The problem may have partly to do with the rigid structure of our administrative services. Much power is concentrated in the hands of the top few. Surprisingly, there are just about 5,100 IAS officers for a country of over 1.3 billion people. Expansion has been tardy while the challenges have grown complex. As generalists, these men and women often have to deal with matters beyond their field of expertise. While the lateral recruitment of domain experts from elsewhere has the government’s approval, appointments have been few and internal resistance to the idea high. But what the IAS system needs most acutely right now is not status quoism, but a new openness to change, perhaps even a shift in attitude from risk aversion to action orientation.

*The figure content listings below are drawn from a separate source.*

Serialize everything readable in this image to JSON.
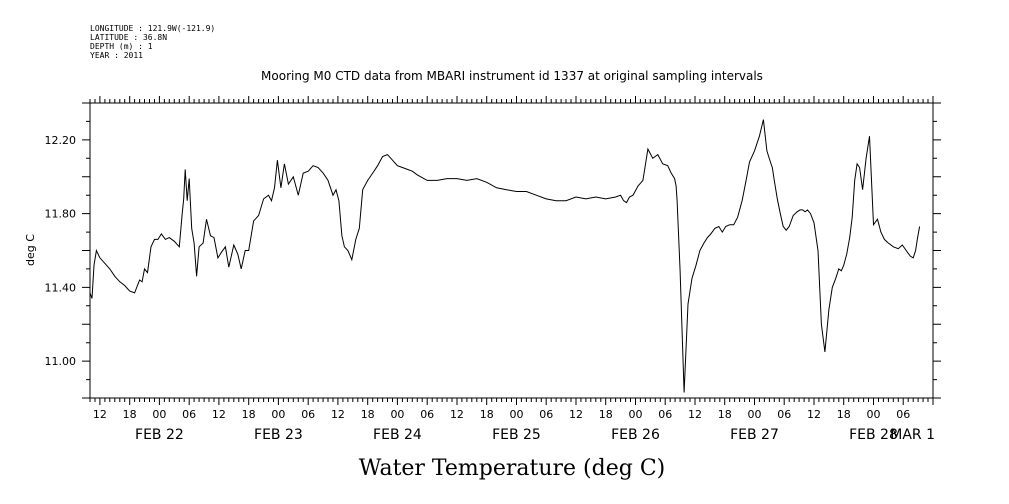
{
  "chart_data": {
    "type": "line",
    "header": {
      "longitude": "LONGITUDE : 121.9W(-121.9)",
      "latitude": "LATITUDE : 36.8N",
      "depth": "DEPTH (m) : 1",
      "year": "YEAR : 2011"
    },
    "title": "Mooring M0 CTD data from MBARI instrument id 1337 at original sampling intervals",
    "xlabel": "Water Temperature (deg C)",
    "ylabel": "deg C",
    "xlim": [
      0,
      170
    ],
    "ylim": [
      10.8,
      12.4
    ],
    "ytick_labels": [
      {
        "v": 11.0,
        "label": "11.00"
      },
      {
        "v": 11.4,
        "label": "11.40"
      },
      {
        "v": 11.8,
        "label": "11.80"
      },
      {
        "v": 12.2,
        "label": "12.20"
      }
    ],
    "hour_labels": [
      {
        "t": 2,
        "label": "12"
      },
      {
        "t": 8,
        "label": "18"
      },
      {
        "t": 14,
        "label": "00"
      },
      {
        "t": 20,
        "label": "06"
      },
      {
        "t": 26,
        "label": "12"
      },
      {
        "t": 32,
        "label": "18"
      },
      {
        "t": 38,
        "label": "00"
      },
      {
        "t": 44,
        "label": "06"
      },
      {
        "t": 50,
        "label": "12"
      },
      {
        "t": 56,
        "label": "18"
      },
      {
        "t": 62,
        "label": "00"
      },
      {
        "t": 68,
        "label": "06"
      },
      {
        "t": 74,
        "label": "12"
      },
      {
        "t": 80,
        "label": "18"
      },
      {
        "t": 86,
        "label": "00"
      },
      {
        "t": 92,
        "label": "06"
      },
      {
        "t": 98,
        "label": "12"
      },
      {
        "t": 104,
        "label": "18"
      },
      {
        "t": 110,
        "label": "00"
      },
      {
        "t": 116,
        "label": "06"
      },
      {
        "t": 122,
        "label": "12"
      },
      {
        "t": 128,
        "label": "18"
      },
      {
        "t": 134,
        "label": "00"
      },
      {
        "t": 140,
        "label": "06"
      },
      {
        "t": 146,
        "label": "12"
      },
      {
        "t": 152,
        "label": "18"
      },
      {
        "t": 158,
        "label": "00"
      },
      {
        "t": 164,
        "label": "06"
      }
    ],
    "date_labels": [
      {
        "t": 14,
        "label": "FEB 22"
      },
      {
        "t": 38,
        "label": "FEB 23"
      },
      {
        "t": 62,
        "label": "FEB 24"
      },
      {
        "t": 86,
        "label": "FEB 25"
      },
      {
        "t": 110,
        "label": "FEB 26"
      },
      {
        "t": 134,
        "label": "FEB 27"
      },
      {
        "t": 158,
        "label": "FEB 28"
      },
      {
        "t": 170,
        "label": "MAR  1"
      }
    ],
    "series": [
      {
        "x": [
          0,
          0.4,
          0.8,
          1.3,
          2,
          3,
          4,
          5,
          6,
          7,
          8,
          9,
          10,
          10.5,
          11,
          11.6,
          12.3,
          13,
          13.7,
          14.4,
          15.2,
          16,
          17,
          18,
          18.6,
          18.9,
          19.2,
          19.6,
          20,
          20.5,
          21,
          21.5,
          22,
          22.8,
          23.5,
          24.3,
          25,
          25.8,
          26.5,
          27.3,
          28,
          29,
          29.8,
          30.5,
          31.3,
          32,
          33,
          34,
          35,
          36,
          36.6,
          37.2,
          37.8,
          38.5,
          39.2,
          40,
          41,
          42,
          43,
          44,
          45,
          46,
          47,
          48,
          48.5,
          49,
          49.6,
          50.2,
          50.8,
          51.3,
          52,
          52.8,
          53.6,
          54.3,
          55,
          56,
          57,
          58,
          59,
          60,
          61,
          62,
          63,
          64,
          65,
          66,
          68,
          70,
          72,
          74,
          76,
          78,
          80,
          82,
          84,
          86,
          88,
          90,
          92,
          94,
          96,
          98,
          100,
          102,
          104,
          106,
          107,
          107.6,
          108.2,
          108.8,
          109.5,
          110.5,
          111.5,
          112.5,
          113.5,
          114.5,
          115.5,
          116.5,
          117.2,
          117.9,
          118.2,
          118.4,
          119,
          119.8,
          120.6,
          121.4,
          122.2,
          123,
          123.8,
          124.5,
          125.2,
          126,
          126.8,
          127.5,
          128.2,
          129,
          129.8,
          130.6,
          131.5,
          132.3,
          133,
          134,
          135,
          135.8,
          136.5,
          137.2,
          137.6,
          138,
          138.6,
          139.2,
          139.8,
          140.4,
          141,
          141.8,
          142.6,
          143.2,
          143.7,
          144.2,
          144.7,
          145.3,
          146,
          146.8,
          147.5,
          148.2,
          149,
          149.7,
          150.4,
          151,
          151.5,
          152,
          152.6,
          153.2,
          153.7,
          154.2,
          154.7,
          155.2,
          155.8,
          156.5,
          157.2,
          158,
          158.8,
          159.5,
          160.2,
          161,
          162,
          163,
          163.8,
          164.6,
          165.4,
          166,
          166.5,
          166.9,
          167.3
        ],
        "y": [
          11.37,
          11.34,
          11.52,
          11.6,
          11.56,
          11.53,
          11.5,
          11.46,
          11.43,
          11.41,
          11.38,
          11.37,
          11.44,
          11.43,
          11.5,
          11.48,
          11.62,
          11.66,
          11.66,
          11.69,
          11.66,
          11.67,
          11.65,
          11.62,
          11.8,
          11.88,
          12.04,
          11.87,
          11.99,
          11.72,
          11.64,
          11.46,
          11.62,
          11.64,
          11.77,
          11.68,
          11.67,
          11.56,
          11.59,
          11.62,
          11.51,
          11.63,
          11.58,
          11.5,
          11.6,
          11.6,
          11.76,
          11.79,
          11.88,
          11.9,
          11.87,
          11.94,
          12.09,
          11.94,
          12.07,
          11.96,
          12.0,
          11.9,
          12.02,
          12.03,
          12.06,
          12.05,
          12.02,
          11.98,
          11.94,
          11.9,
          11.93,
          11.87,
          11.68,
          11.62,
          11.6,
          11.55,
          11.66,
          11.72,
          11.93,
          11.98,
          12.02,
          12.06,
          12.11,
          12.12,
          12.09,
          12.06,
          12.05,
          12.04,
          12.03,
          12.01,
          11.98,
          11.98,
          11.99,
          11.99,
          11.98,
          11.99,
          11.97,
          11.94,
          11.93,
          11.92,
          11.92,
          11.9,
          11.88,
          11.87,
          11.87,
          11.89,
          11.88,
          11.89,
          11.88,
          11.89,
          11.9,
          11.87,
          11.86,
          11.89,
          11.9,
          11.95,
          11.98,
          12.15,
          12.1,
          12.12,
          12.07,
          12.06,
          12.02,
          11.99,
          11.95,
          11.87,
          11.49,
          10.83,
          11.31,
          11.45,
          11.52,
          11.6,
          11.64,
          11.67,
          11.69,
          11.72,
          11.73,
          11.7,
          11.73,
          11.74,
          11.74,
          11.78,
          11.87,
          11.98,
          12.08,
          12.14,
          12.22,
          12.31,
          12.14,
          12.08,
          12.05,
          11.98,
          11.88,
          11.8,
          11.73,
          11.71,
          11.73,
          11.79,
          11.81,
          11.82,
          11.82,
          11.81,
          11.82,
          11.8,
          11.75,
          11.6,
          11.2,
          11.05,
          11.28,
          11.4,
          11.45,
          11.5,
          11.49,
          11.52,
          11.58,
          11.67,
          11.78,
          11.98,
          12.07,
          12.05,
          11.93,
          12.1,
          12.22,
          11.74,
          11.77,
          11.7,
          11.66,
          11.64,
          11.62,
          11.61,
          11.63,
          11.6,
          11.57,
          11.56,
          11.6,
          11.67,
          11.73
        ]
      }
    ]
  }
}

Government employment in general tends to instil a kind of complacency that no private sector executive, who must perform or depart, would dare slip into. Inefficiency is inherent in an organization focused on processes more than outcomes. The IAS is also afflicted by a sub-optimal incentive structure, one that makes inaction safer than action. Safety keeps an officer’s pay cheques and perks coming, after all, while making a file move could mean facing an inquiry or worse, should things work out badly. In recent years, retrospective probes of bureaucratic decisions are said to have sent chills down many a spine. Senior officers, some retired, have been indicted and even jailed for decisions taken years ago. With few upside gains in sight, the motivation to deliver what’s expected gets harder to muster. The onus of addressing any such fear is on the government. Bureaucrats will have to be assured that legitimate work will not attract punishment. The rewards of exemplary service, which usually take the form of sought-after postings, may also need a rethink. Officers should get extra compensation by well-defined metrics, not arbitrary bestowals. The Prime Minister has signalled IAS reforms. It’s time to get on with them.